Time yet to heal Rana Plaza victims' families
The 24th has become part of Shahida Begum's life. It is the date she goes to the Rana Plaza site every month, be it in the scorching heat, rain or cold.
She spends some time alone at debris-strewn disaster site in Savar remembering her daughter who worked there until her last day.
She was never found.
"Coming here I can hear my daughter's call as if she is calling me right here," said the weeping mother in her 40s. She was at the site yesterday, the day when the nine-storey building collapsed three years ago.
"I feel like my daughter is still alive. She cannot slip away anywhere. How could you slip away?" said the mother and passed out.
Regaining conscious after a while, Shahida said, "Where have you gone ma … ?"
Like Shahida, family members and relatives of Rana Plaza victims, with photographs of their loved ones, thronged the site and shed tears.
It was the third anniversary of the country's deadliest industrial disaster that claimed at least 1,136 lives and left over 2,000 others injured.
More than 50 are still unaccounted for.
Many wailed and some sobbed where their loved ones had toiled day and night stitching clothes for global brands.
Some recited holy verses, some shared their agonies with others and some lit incense sticks. A huge number of onlookers came and talked to the victims' families and took photographs.
Many expressed anger for not getting justice.
Over the last three years, there were some changes at the site. The site has been turned into a small pool of water full of hyacinths. The country's RMG sector that accounts for 80 percent of the country's exports too saw major changes in the workers' safety as the collapse prompted the government and foreign buyers to do more to ensure labour rights and workplace safety.
Time changed the site but it has not healed the wounds.
A permanent resident of the capital's Hazaribagh area, Shahida lost her daughter Shanta Akter who was on her shift on the sixth floor that day. Shanta is one of those workers presumed dead.
Eldest among two siblings, Shanta was the major contributor to her family after her father's death six years ago.
"All she wanted was to ensure study of her brother Swapan.
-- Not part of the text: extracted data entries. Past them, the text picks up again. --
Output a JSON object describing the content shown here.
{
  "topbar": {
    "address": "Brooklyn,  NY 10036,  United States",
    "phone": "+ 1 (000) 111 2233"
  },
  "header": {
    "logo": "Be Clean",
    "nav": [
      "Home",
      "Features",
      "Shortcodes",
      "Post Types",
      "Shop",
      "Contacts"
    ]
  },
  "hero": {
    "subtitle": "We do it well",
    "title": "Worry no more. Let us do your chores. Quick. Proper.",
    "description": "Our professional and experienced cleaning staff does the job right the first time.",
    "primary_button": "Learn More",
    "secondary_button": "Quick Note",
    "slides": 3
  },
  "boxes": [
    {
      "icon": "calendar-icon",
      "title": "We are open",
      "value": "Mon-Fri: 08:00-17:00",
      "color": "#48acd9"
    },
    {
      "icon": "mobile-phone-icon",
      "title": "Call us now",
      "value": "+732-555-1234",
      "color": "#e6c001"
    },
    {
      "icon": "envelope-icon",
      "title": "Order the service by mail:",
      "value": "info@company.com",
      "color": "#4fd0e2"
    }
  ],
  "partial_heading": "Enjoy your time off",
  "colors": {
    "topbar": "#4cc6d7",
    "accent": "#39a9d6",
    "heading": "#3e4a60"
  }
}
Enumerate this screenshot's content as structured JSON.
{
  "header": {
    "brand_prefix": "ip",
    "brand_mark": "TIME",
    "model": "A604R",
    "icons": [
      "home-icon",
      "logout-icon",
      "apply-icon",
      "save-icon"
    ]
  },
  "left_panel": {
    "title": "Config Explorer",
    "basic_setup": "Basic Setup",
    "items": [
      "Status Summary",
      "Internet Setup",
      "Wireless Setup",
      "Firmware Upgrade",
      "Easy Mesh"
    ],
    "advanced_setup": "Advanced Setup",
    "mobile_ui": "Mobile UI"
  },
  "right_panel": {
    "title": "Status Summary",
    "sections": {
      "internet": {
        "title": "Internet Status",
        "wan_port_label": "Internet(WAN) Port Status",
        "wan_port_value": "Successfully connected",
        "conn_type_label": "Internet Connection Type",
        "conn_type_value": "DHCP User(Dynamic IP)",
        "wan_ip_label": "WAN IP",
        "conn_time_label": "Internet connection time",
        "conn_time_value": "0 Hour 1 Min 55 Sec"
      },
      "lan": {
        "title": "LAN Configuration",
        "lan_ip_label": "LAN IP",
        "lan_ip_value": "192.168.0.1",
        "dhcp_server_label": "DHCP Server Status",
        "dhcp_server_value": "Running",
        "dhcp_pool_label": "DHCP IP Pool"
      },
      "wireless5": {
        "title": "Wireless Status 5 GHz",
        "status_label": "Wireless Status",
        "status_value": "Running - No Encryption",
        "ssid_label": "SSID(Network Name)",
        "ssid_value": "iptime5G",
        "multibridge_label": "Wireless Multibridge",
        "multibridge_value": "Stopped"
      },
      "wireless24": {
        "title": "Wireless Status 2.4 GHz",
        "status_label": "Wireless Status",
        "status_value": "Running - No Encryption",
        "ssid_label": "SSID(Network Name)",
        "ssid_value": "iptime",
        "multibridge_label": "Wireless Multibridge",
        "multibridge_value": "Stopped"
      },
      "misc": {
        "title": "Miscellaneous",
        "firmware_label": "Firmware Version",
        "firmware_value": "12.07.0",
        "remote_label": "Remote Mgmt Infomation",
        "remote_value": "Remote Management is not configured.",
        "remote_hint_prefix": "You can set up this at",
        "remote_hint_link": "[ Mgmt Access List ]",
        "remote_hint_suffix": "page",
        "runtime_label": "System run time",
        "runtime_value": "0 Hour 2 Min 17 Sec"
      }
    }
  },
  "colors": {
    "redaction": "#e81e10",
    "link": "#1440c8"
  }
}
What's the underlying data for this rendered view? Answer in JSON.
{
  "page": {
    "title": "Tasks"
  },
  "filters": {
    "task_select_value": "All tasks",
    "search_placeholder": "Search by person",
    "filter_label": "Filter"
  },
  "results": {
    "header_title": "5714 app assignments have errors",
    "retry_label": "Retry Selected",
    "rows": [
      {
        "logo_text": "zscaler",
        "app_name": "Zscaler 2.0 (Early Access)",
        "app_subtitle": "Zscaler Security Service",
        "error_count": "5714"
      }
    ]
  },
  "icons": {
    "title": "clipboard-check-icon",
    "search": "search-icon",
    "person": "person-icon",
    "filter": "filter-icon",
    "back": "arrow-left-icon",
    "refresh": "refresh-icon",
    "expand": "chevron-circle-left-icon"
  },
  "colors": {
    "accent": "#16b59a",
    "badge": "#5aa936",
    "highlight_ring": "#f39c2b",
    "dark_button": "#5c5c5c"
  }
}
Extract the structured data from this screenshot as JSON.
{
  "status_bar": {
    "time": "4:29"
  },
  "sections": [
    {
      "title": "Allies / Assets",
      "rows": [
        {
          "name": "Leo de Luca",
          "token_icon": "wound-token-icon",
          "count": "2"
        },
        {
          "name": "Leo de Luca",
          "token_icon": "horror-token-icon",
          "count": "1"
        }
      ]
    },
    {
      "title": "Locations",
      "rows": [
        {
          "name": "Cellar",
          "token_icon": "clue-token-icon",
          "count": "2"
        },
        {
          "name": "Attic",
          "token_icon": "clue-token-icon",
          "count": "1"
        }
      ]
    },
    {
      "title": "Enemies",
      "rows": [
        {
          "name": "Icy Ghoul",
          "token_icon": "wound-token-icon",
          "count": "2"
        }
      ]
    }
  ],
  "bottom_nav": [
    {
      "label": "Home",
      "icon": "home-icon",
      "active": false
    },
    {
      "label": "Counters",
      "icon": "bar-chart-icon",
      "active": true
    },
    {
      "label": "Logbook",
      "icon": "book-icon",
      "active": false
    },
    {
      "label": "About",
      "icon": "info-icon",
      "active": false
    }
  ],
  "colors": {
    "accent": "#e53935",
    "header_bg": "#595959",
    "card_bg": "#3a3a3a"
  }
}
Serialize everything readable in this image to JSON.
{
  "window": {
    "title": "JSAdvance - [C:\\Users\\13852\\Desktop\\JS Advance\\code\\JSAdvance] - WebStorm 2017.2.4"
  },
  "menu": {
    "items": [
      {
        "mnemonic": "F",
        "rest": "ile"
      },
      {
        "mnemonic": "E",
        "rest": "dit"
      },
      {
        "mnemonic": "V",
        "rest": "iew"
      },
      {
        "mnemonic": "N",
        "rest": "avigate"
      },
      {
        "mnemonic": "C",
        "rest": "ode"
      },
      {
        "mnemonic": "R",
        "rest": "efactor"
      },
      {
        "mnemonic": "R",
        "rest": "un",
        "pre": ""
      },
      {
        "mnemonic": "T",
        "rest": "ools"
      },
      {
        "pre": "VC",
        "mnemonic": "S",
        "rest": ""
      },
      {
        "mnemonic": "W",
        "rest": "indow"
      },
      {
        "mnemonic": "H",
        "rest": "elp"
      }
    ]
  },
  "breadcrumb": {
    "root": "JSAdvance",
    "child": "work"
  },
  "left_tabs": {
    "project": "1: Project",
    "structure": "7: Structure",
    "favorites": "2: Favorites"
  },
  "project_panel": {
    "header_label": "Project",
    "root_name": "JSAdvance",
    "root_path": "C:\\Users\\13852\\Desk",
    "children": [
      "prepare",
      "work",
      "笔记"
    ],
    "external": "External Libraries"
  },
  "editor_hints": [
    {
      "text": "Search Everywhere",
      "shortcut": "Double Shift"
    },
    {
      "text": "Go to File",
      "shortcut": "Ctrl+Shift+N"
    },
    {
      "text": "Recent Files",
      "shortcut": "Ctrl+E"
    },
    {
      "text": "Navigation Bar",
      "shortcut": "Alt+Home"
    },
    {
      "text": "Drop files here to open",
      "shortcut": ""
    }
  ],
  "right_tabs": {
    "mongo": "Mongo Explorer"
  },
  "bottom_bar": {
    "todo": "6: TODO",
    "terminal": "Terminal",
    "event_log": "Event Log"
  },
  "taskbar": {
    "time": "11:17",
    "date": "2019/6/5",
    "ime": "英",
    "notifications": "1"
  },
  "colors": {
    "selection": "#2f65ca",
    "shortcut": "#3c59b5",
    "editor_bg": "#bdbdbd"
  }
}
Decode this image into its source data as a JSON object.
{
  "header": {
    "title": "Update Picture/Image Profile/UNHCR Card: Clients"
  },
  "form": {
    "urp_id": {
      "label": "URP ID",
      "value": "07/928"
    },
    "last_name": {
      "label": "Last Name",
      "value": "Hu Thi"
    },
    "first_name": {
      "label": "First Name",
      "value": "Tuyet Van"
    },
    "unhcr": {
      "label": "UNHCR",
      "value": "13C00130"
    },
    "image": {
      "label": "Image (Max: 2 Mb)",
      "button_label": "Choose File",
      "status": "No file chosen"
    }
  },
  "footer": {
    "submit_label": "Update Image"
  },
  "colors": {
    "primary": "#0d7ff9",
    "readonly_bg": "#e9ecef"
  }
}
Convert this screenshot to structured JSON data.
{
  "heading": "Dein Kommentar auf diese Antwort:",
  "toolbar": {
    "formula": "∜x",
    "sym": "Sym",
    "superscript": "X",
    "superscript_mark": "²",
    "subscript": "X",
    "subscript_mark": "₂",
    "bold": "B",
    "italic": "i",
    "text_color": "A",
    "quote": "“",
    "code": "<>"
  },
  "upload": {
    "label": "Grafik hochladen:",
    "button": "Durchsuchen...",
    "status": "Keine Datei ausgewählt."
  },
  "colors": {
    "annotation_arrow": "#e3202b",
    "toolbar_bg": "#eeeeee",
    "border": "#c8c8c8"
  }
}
Her brother is now studying in class-VI, but she could not see it," said Shahida, who now earns a living by making clothes with her sewing machine at her Hazaribagh home.
She looked for Shanta in hospitals, checked bodies and went to every possible place. She gave blood samples for DNA tests, but to no avail.
"I don't want money or financial help. I want her body," she said.
On the other edge of Rana Plaza site, sexagenarian Jaheda Begum was crying inconsolably with a laminated photo of her only daughter Saleha Begum.
"My entire world is dark now," she said, sitting under the scorching sun.
Jaheda cannot sleep properly as Saleha appears in her dreams often.
"In the dream, she [Saleha] tells me that 'ma I'm buried under the rubble on the western part of Rana Plaza'. I wake up shivering," she said.
After the death of her husband 11 years ago, Saleha, who worked on the third floor of the building for four and a half years, took care of Jaheda.
Jaheda worked in another garment factory, close to Rana Plaza, and stayed with Saleha and her son-in-law.
"When the building collapsed, I was working. I rushed to the spot to look for her. But I could not find her," said Jaheda, who still lives with her son-in-law Badar Uddin Mia in Majidpur of Savar. She received around Tk 4.5 lakh from the government, donor agencies and different NGOs.
"I still look for her. I could get some solace if she could call me ma once," she said.
A few yards away at the site, 65-year-old Muhur Molla along with his wife Safia Begum were sitting. Muhur did not talk much, but her wife Safia was wailing.
They lost their son Lal Mia, 20.
She said they got her son's body 16 days after the building collapse. Lal was the second of seven siblings.
"His sleeves were folded and hair was waving in the wind. I saw him lying dead," she recalled.
Safia said Lal did not want to enter the building, but it was Sohel Rana, the owner of the building, who forced him to.
"I want justice. Rana must be hanged," said Safia, who resides at Kanchanpur in Savar.
Survivors of the disaster, many of whom lost limbs, came and laid flowers remembering the dead. Many of them are still waiting for adequate assistance as they are unable to work.
Reshma Begum is one of them.
She suffered injuries to her waist and left leg and can only stand for a short period of time.
Her husband, Golam Mostafa, a driver by profession, died a decade ago and she has an 11-year-old to raise. She now earns her livelihood by sewing clothes at her home in Savar Bank Colony.
She said she got only Tk 95,000 after the incident.
"I only see a bleak future ahead," said Reshma, who used to work on the fifth floor. After paying the rent of Tk 3,000, she has nothing much left to live on.
Apart from the family members of the victims, workers of different garment factories, members of workers' organisations paid tribute to the victims by placing wreaths at the monument "Protibade Protirodhe", built in memory of the victims in front of the Rana Plaza site.
The place echoed with slogans demanding punishment of Sohel Rana, better compensation and safe workplaces.